Don Tino, después de escuchar un acento entre desesperado y llenó de vos, andá pashá ,andá pashá, no me lastimes. Solo se le ocurrió pensar que tanto correteo le había cambiado el color y la lengua a la muchacha. Cuando le dijo que era guardabosques y le enseñó su pálida insignia de oficial municipal, Lucila dijo su nombre. Le aceptó agua, un pedazo de carne seca y una cobija para cubrirse los trapos que apenas y alcanzaban a ser ropa.

Comenzaron a cabalgar hacia la caseta ferrocarrilera que Faustino designaba como la Casa de los Tejones, simplemente porque cuando llegó, en efecto, era la casa de una familia de tejones.

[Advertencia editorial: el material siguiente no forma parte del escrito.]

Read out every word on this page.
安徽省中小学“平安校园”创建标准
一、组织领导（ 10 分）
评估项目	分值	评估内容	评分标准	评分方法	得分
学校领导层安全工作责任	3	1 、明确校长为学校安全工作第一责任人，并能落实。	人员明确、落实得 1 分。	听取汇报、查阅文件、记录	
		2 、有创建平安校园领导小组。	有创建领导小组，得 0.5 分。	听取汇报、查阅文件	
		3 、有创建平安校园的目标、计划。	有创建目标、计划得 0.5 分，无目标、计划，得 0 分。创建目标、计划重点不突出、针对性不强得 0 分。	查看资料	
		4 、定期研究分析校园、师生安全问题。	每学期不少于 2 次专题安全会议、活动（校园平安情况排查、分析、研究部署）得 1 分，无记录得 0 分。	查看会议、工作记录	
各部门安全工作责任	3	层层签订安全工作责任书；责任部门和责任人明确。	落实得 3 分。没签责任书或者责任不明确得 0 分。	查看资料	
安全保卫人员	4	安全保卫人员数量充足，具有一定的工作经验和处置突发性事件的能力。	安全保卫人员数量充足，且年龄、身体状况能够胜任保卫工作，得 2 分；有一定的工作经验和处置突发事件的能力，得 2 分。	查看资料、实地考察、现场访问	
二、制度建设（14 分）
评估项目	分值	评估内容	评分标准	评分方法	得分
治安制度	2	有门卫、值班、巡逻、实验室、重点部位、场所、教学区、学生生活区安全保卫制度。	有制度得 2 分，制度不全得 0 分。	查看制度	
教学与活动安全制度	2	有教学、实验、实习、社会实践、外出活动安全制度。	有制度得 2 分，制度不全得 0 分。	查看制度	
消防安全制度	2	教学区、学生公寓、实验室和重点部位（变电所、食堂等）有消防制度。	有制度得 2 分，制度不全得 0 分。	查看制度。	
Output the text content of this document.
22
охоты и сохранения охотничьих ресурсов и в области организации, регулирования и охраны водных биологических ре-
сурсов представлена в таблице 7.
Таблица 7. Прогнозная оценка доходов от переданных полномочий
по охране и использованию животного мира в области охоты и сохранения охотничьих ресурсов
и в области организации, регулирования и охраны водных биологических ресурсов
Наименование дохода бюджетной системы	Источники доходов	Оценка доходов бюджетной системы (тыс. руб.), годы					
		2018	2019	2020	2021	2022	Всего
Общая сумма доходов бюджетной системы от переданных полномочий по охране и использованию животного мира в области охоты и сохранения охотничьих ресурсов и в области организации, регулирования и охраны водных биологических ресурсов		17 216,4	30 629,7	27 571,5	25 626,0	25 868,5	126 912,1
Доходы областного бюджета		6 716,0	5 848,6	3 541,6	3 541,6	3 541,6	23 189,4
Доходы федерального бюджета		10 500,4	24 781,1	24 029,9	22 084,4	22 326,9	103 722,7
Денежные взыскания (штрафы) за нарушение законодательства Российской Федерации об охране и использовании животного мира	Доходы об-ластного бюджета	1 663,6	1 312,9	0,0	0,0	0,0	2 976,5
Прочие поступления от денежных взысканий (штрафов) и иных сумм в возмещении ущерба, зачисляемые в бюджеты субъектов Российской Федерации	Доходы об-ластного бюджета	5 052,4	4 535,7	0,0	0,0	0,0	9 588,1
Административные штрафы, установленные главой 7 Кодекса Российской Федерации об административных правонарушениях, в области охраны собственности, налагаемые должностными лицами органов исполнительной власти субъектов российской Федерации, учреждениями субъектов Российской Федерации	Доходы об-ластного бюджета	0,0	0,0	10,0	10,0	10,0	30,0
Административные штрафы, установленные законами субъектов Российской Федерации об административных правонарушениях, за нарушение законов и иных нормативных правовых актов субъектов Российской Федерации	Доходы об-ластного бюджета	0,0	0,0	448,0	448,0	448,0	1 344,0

En el trayecto, Lucila le platicó cuántos días llevaba caminando.

El guardabosque la escuchaba con atención. Los cascos del caballo sonando contra las piedras del camino, en su eco por las laderas, acentuaban algunas frases con su rumor de martillo herrero, pero cuando la muchacha dijo la palabra subasta, Don Tino reparó el caballo, cargó su fusca, le pasó la Peacemaker a Lucila dándole unas muy generales indicaciones sobre el seguro y la buena puntería, y le metió candela al trote hasta llegar a los Tejones.

X

En la gasolinera, en el kilómetro 117, un comerciante de pacas de pastura de aven­­­­­a, sigue hablándole de su tío, el guardabosques, a un trailero. Uno cuenta con santos y señas y harta palabrería los sucesos. El otro escucha con reciprocidad.

Ambos hombres se pararon a cargar diesel, usar el baño, fumar, volver a usar el baño, echarse un café, fumar, volver a usar el baño y descansar del camino, pero ninguno de los dos tiene ganas de seguir manejando. Es mayo, el sol anda tan fiero, que ni el viento se atreve a pedir tregua. Cuando el clima está así, la clásica broma de que se podría freír un huevo en el cofre de los coches se vuelve una muletilla. Al comerciante le dicen El Meñique, el menor de cinco hermanos, al trailero simplemente le dicen El paquetes, también, coincidentemente, el menor de cinco hermanos.

Comenzaron a hablar cuando hacían fila para el baño. Uno con la moneda exacta de 10 pesos en la palma derecha, el otro con puras monedas de a peso en la mano izquierda. Al entrar al baño, ambos se sientan en tazas contiguas, separados apenas por una pírrica pared de plástico y aluminio barato. Nadie dice nada, pero ambos se miran los zapatos por debajo de la separación de las tazas. Uno trae unas votas vaqueras, muy lustradas, nuevecitas se diría. El otro unos tenis, que a leguas presumen el anuncio de soporte ortopédico.

Paquetes le pide papel higiénico a Meñique después de revelar que siempre tiene la misma pinche perra suerte. Y celebra que esta vez haya habido alguien al lado para no caminar como ganso hasta el tráiler, donde ahora siempre carga un rollo de papel, y así no tener que limpiarse en una posición, por demás incómoda, adentro de la cabina del vehículo.

Ese gesto, aunque ninguno de los dos lo considere como tal, generará una complicidad suficiente para que Meñique comience a contarle de su tío, recién fallecido hace unos días, a Paquetes. Cosa también por demás obvia señalar, es la razón de su desplazamiento. Ir al funeral de Don Tino.